Leiden unter Migrationskrise

Denn nachdem die Internationale Organisation für Migration (IOM) das Lager schließen musste, weil die Zelte unter der Schneelast zusammenzubrechen drohten, zündeten einige Migranten aus Wut und Verzweiflung das bereits verlassene Lager einen Tag vor Weihnachten ab. Die bosnische Regierung beschloss, dass die Migranten in der Lagerhalle Bira in Bihać untergebracht werden sollten, die im Sommer geschlossen worden war. Doch die lokalen Politiker stellten sich dagegen. Denn viele Bürger von Bihać leiden seit Jahren unter der Migrationskrise.

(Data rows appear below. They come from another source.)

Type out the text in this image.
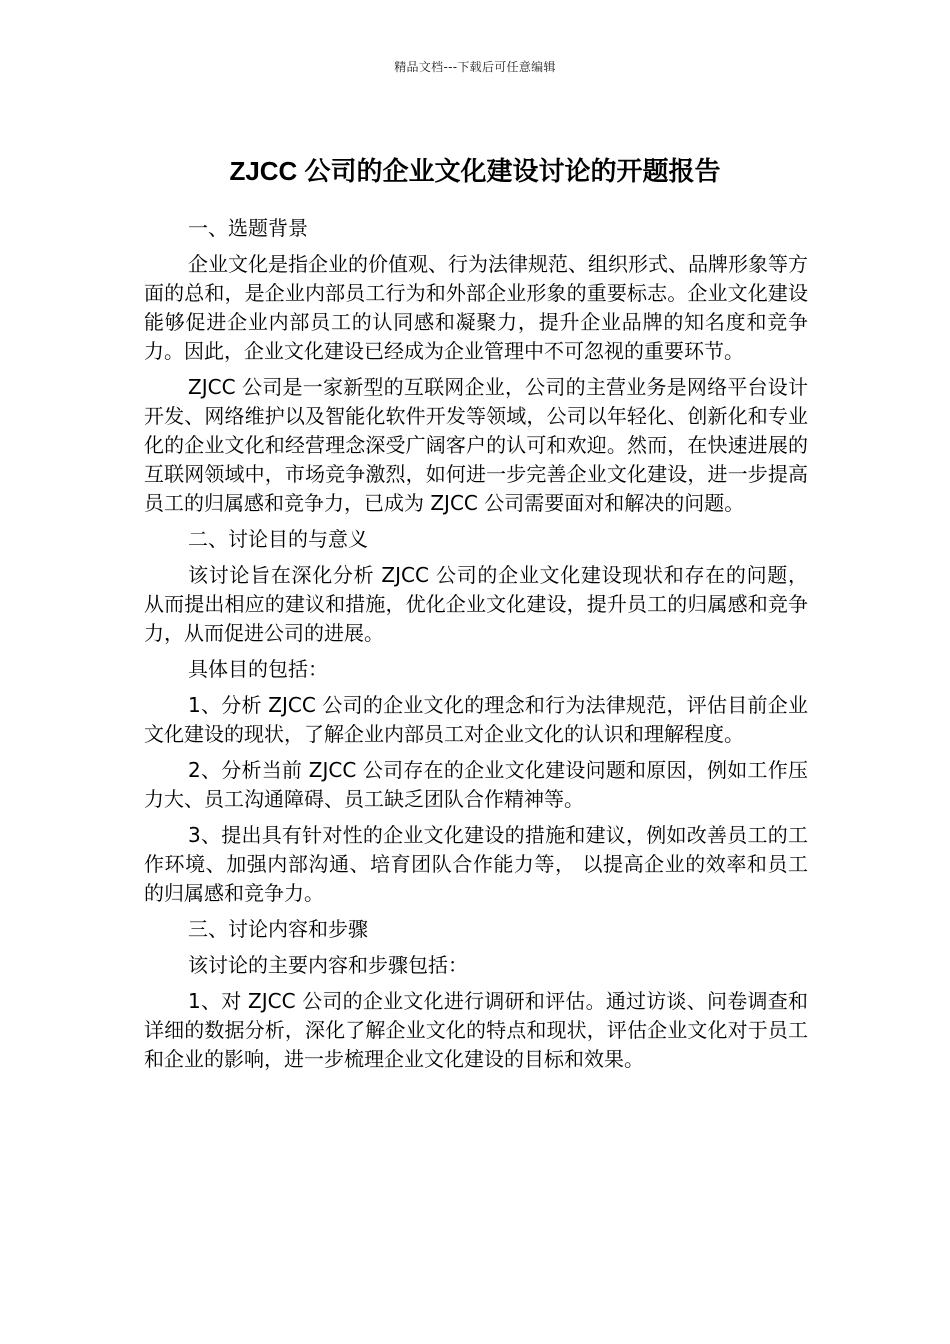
精品文档---下载后可任意编辑
ZJCC 公司的企业文化建设讨论的开题报告

一、选题背景

企业文化是指企业的价值观、行为法律规范、组织形式、品牌形象等方面的总和，是企业内部员工行为和外部企业形象的重要标志。企业文化建设能够促进企业内部员工的认同感和凝聚力，提升企业品牌的知名度和竞争力。因此，企业文化建设已经成为企业管理中不可忽视的重要环节。

ZJCC 公司是一家新型的互联网企业，公司的主营业务是网络平台设计开发、网络维护以及智能化软件开发等领域，公司以年轻化、创新化和专业化的企业文化和经营理念深受广阔客户的认可和欢迎。然而，在快速进展的互联网领域中，市场竞争激烈，如何进一步完善企业文化建设，进一步提高员工的归属感和竞争力，已成为 ZJCC 公司需要面对和解决的问题。

二、讨论目的与意义

该讨论旨在深化分析 ZJCC 公司的企业文化建设现状和存在的问题，从而提出相应的建议和措施，优化企业文化建设，提升员工的归属感和竞争力，从而促进公司的进展。

具体目的包括：

1、分析 ZJCC 公司的企业文化的理念和行为法律规范，评估目前企业文化建设的现状，了解企业内部员工对企业文化的认识和理解程度。

2、分析当前 ZJCC 公司存在的企业文化建设问题和原因，例如工作压力大、员工沟通障碍、员工缺乏团队合作精神等。

3、提出具有针对性的企业文化建设的措施和建议，例如改善员工的工作环境、加强内部沟通、培育团队合作能力等， 以提高企业的效率和员工的归属感和竞争力。

三、讨论内容和步骤

该讨论的主要内容和步骤包括：

1、对 ZJCC 公司的企业文化进行调研和评估。通过访谈、问卷调查和详细的数据分析，深化了解企业文化的特点和现状，评估企业文化对于员工和企业的影响，进一步梳理企业文化建设的目标和效果。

Die Stadt wurde vor ein paar Jahren zum Ausgangspunkt für den Versuch, über Kroatien in die EU zu gelangen. Die meisten wollen danach meistens nach Italien, um dort unterzutauchen. Viele von ihnen haben keine Chance, Asyl zu bekommen. Es handelt sich oft um Arbeitsmigranten, die in Griechenland oder Bulgarien in die EU eingereist sind. Weil es keinen Datenaustausch zwischen diesen EU-Staaten und Bosnien-Herzegowina gibt, haben die bosnischen Behörden keine Möglichkeit, die Leute wieder zurückzuschicken, um sie einem geregelten Verfahren zuzuführen.

The Game

Die Betroffenen wollen auch nicht in Bosnien-Herzegowina bleiben, doch im Winter können sie nicht über die Berge zum sogenannten "Game" aufbrechen, also dem Versuch, nach Kroatien zu gelangen, weil hier an der Grenze zu viel Schnee liegt und das Übernachten im Freien zu gefährlich ist. Vertreter der internationalen Gemeinschaft fordern seit Wochen, dass ein neues Lager errichtet werden oder zumindest die Halle Bira wiederaufgesperrt werden soll. Doch die lokalen Behörden verweigerten das bislang. Nun hat die EU neuerlich 3,5 Millionen Euro zur Bewältigung der humanitären Krise versprochen. Österreich hat bereits eine Million für die IOM zugesagt.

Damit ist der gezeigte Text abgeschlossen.